Intel SMX (now “TXT”, formerly “LT”) adds a new instruction called SENTER. AMD has a similiar instruction called SKINIT. This instruction performs the following steps:

  1. Load a module into RAM (usually stored in the BIOS)
  2. Lock it into cache
  3. Verify its signature
  4. Hash the module into a PCR at locality 4
  5. Enable certain new chipset registers
  6. Begin executing it

This authenticated code (AC) module then hashes the OS boot loader into a PCR at locality 3, disables the special chipset registers, and continues the boot sequence. Each time the locality level is lowered, it can’t be raised again. This means the AC module can’t overwrite the locality 4 hash and the boot loader can’t overwrite the locality 3 hash.

Locality is implemented in hardware by the chipset using the new LPC firmware commands to encapsulate messages to the TPM. Version 1.1 chipsets will not send those commands. However, a man-in-the-middle device can be built with a simple microcontroller attached to the LPC bus. While more complex than a single wire, it’s well within range of modchip manufacturers.

This microcontroller would be attached to the clock, frame, and 4-bit address/data bus, 6 lines in total. While the LPC bus is idle, this device could drive the frame and A/D lines to insert a locality 4 “reset PCR” message. Malicious software could then load whatever value it wanted into the PCRs. No one has implemented this attack as far as I know, but it has been discussed numerous times.

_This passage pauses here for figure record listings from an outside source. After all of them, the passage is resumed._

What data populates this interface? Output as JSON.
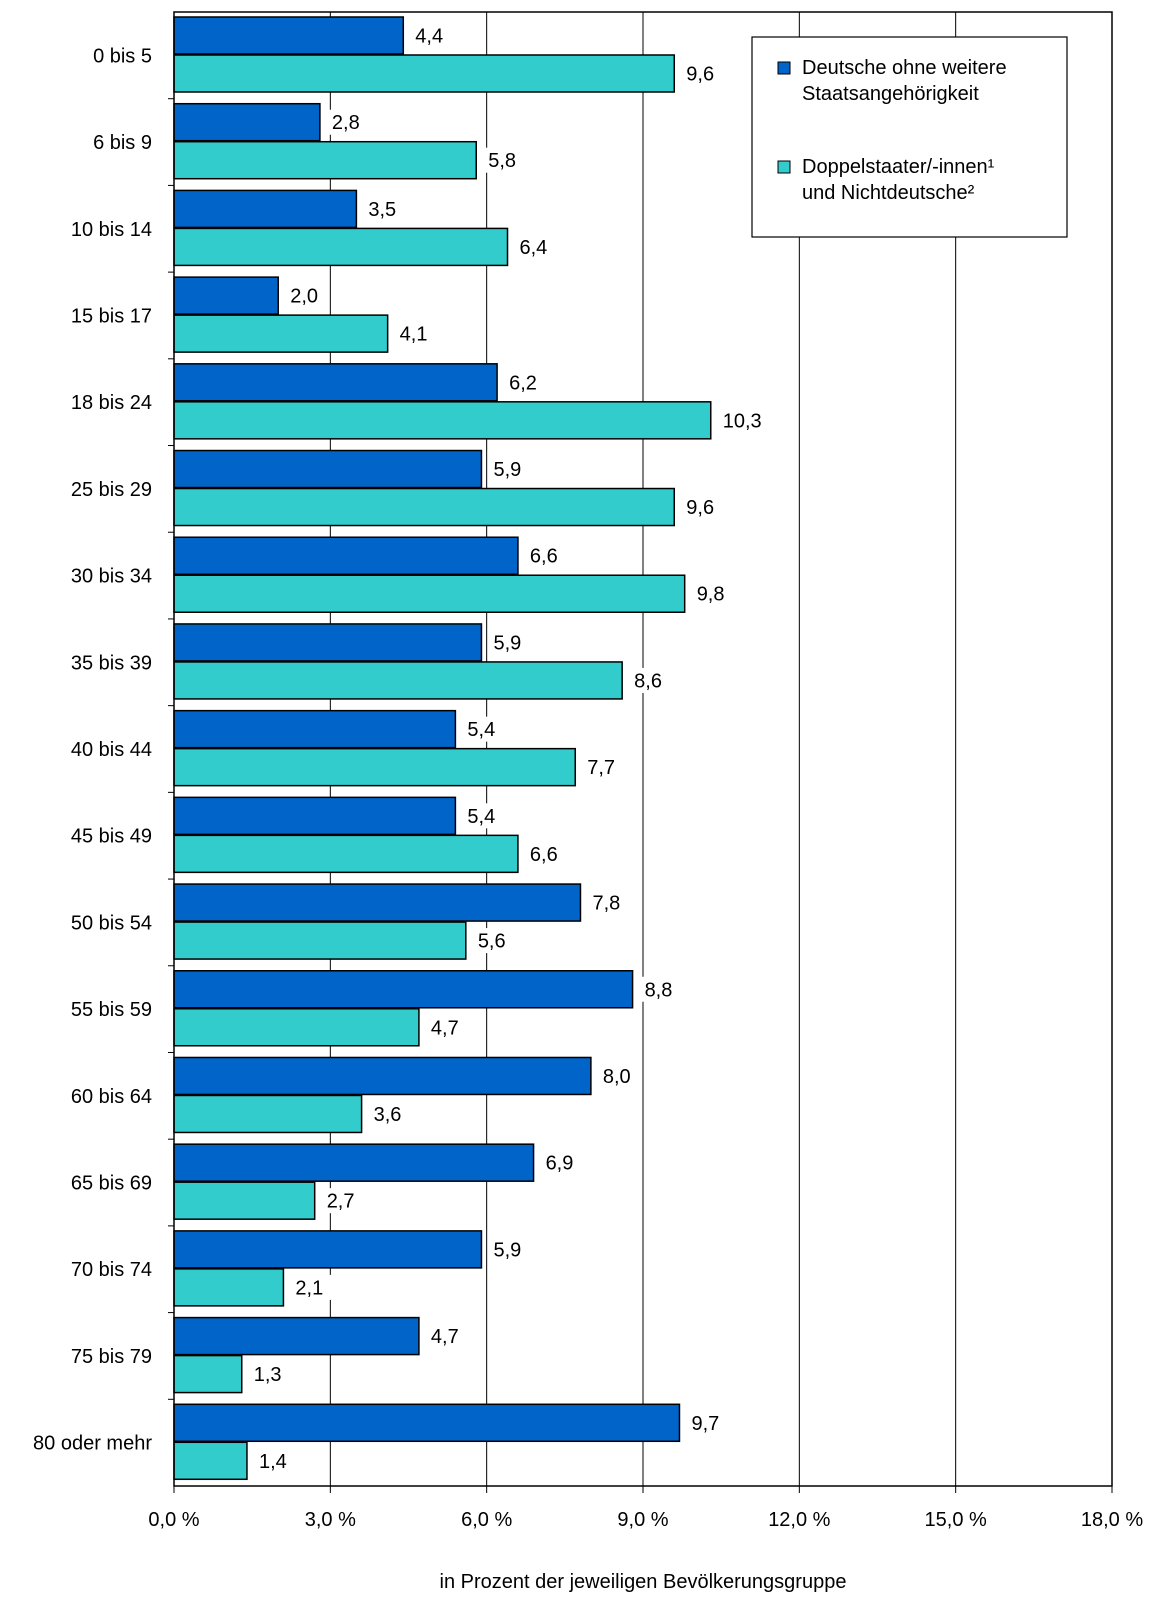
{
  "chart_data": {
    "type": "bar",
    "orientation": "horizontal",
    "categories": [
      "0 bis 5",
      "6 bis 9",
      "10 bis 14",
      "15 bis 17",
      "18 bis 24",
      "25 bis 29",
      "30 bis 34",
      "35 bis 39",
      "40 bis 44",
      "45 bis 49",
      "50 bis 54",
      "55 bis 59",
      "60 bis 64",
      "65 bis 69",
      "70 bis 74",
      "75 bis 79",
      "80 oder mehr"
    ],
    "series": [
      {
        "name_lines": [
          "Deutsche ohne weitere",
          "Staatsangehörigkeit"
        ],
        "color": "#0064c8",
        "values": [
          4.4,
          2.8,
          3.5,
          2.0,
          6.2,
          5.9,
          6.6,
          5.9,
          5.4,
          5.4,
          7.8,
          8.8,
          8.0,
          6.9,
          5.9,
          4.7,
          9.7
        ],
        "labels": [
          "4,4",
          "2,8",
          "3,5",
          "2,0",
          "6,2",
          "5,9",
          "6,6",
          "5,9",
          "5,4",
          "5,4",
          "7,8",
          "8,8",
          "8,0",
          "6,9",
          "5,9",
          "4,7",
          "9,7"
        ]
      },
      {
        "name_lines": [
          "Doppelstaater/-innen¹",
          "und Nichtdeutsche²"
        ],
        "color": "#33cccc",
        "values": [
          9.6,
          5.8,
          6.4,
          4.1,
          10.3,
          9.6,
          9.8,
          8.6,
          7.7,
          6.6,
          5.6,
          4.7,
          3.6,
          2.7,
          2.1,
          1.3,
          1.4
        ],
        "labels": [
          "9,6",
          "5,8",
          "6,4",
          "4,1",
          "10,3",
          "9,6",
          "9,8",
          "8,6",
          "7,7",
          "6,6",
          "5,6",
          "4,7",
          "3,6",
          "2,7",
          "2,1",
          "1,3",
          "1,4"
        ]
      }
    ],
    "xlim": [
      0,
      18
    ],
    "xticks": [
      0,
      3,
      6,
      9,
      12,
      15,
      18
    ],
    "xtick_labels": [
      "0,0 %",
      "3,0 %",
      "6,0 %",
      "9,0 %",
      "12,0 %",
      "15,0 %",
      "18,0 %"
    ],
    "xlabel": "in Prozent der jeweiligen Bevölkerungsgruppe",
    "grid": "vertical",
    "legend_position": "top-right"
  }
}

What is the TCG going to do about this? Probably nothing. Hardware attacks are outside their scope, at least according to their documents.

“The commands that the trusted process sends to the TPM are the normal TPM commands with a modifier that indicates that the trusted process initiated the command… The assumption is that spoofing the modifier to the TPM requires more than just a simple hardware attack, but would require expertise and possibly special hardware.”

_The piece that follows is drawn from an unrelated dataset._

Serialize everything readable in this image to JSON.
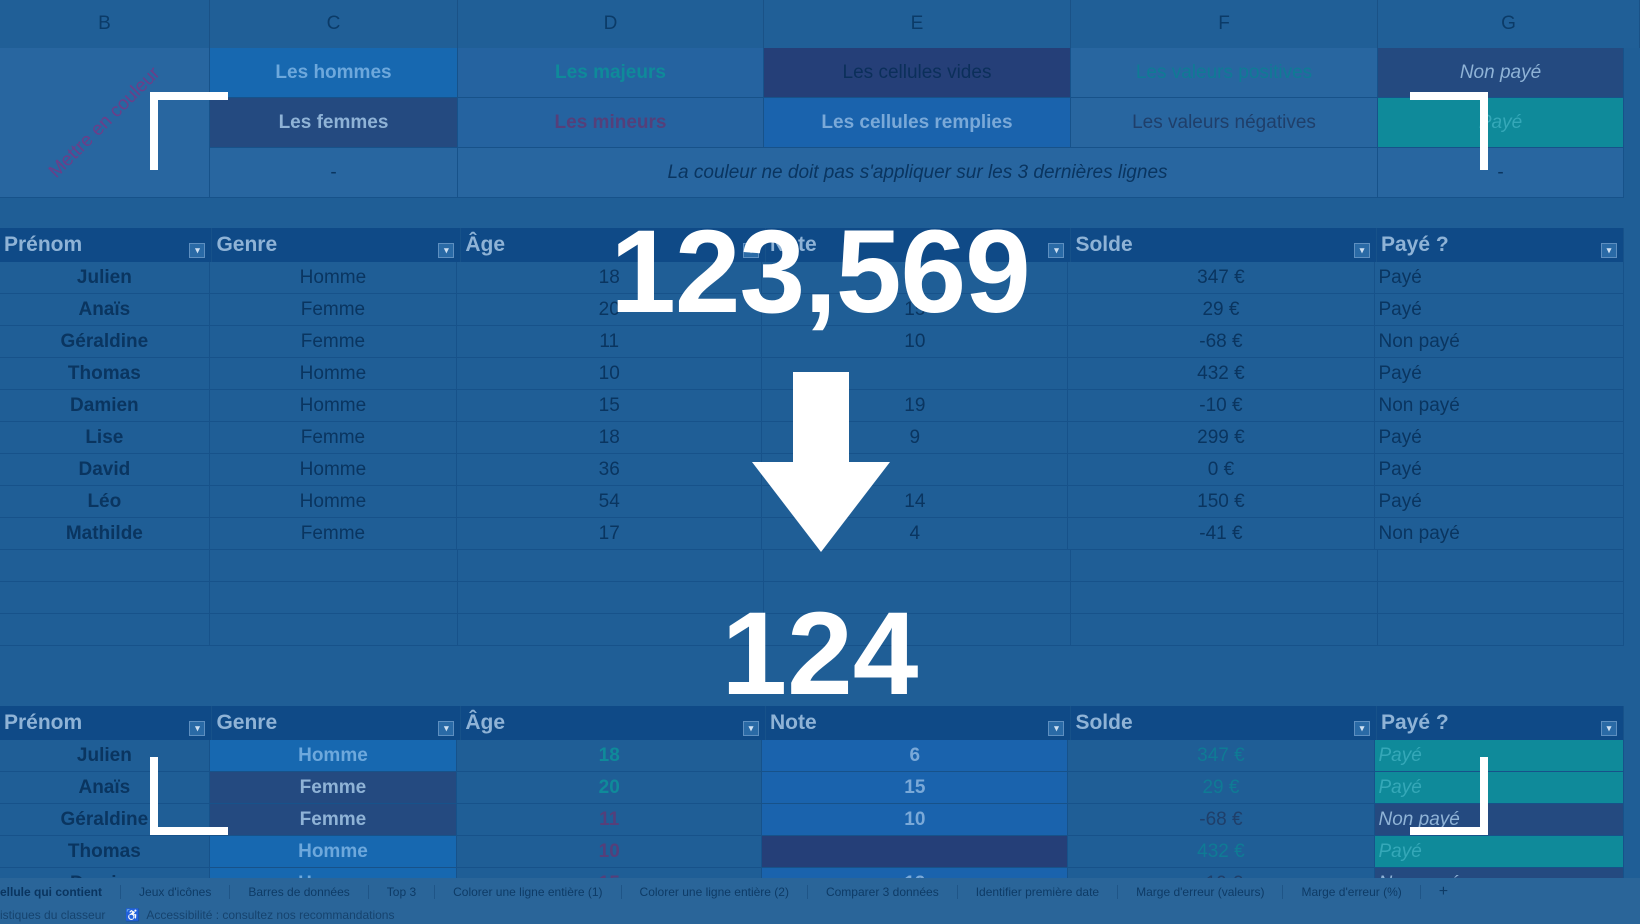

— Proof of Locality (section 16)

This shows why drawing an arbitrary attack profile and excluding anything that is outside it often fails. Too often, the list of excluded attacks does not realistically match the value of the protected data or underestimates the cost to attackers.

In the designers’ defense, any effort to add tamper-resistance to a PC is likely to fall short. There are too many interfaces, chips, manufacturers, and use cases involved. In a closed environment like a set-top box, security can be designed to match the only intended use for the hardware. With a PC, legacy support is very important and no single party owns the platform, despite the desires of some companies.

It will be interesting to see how TCPA companies respond to the inevitable modchips, if at all.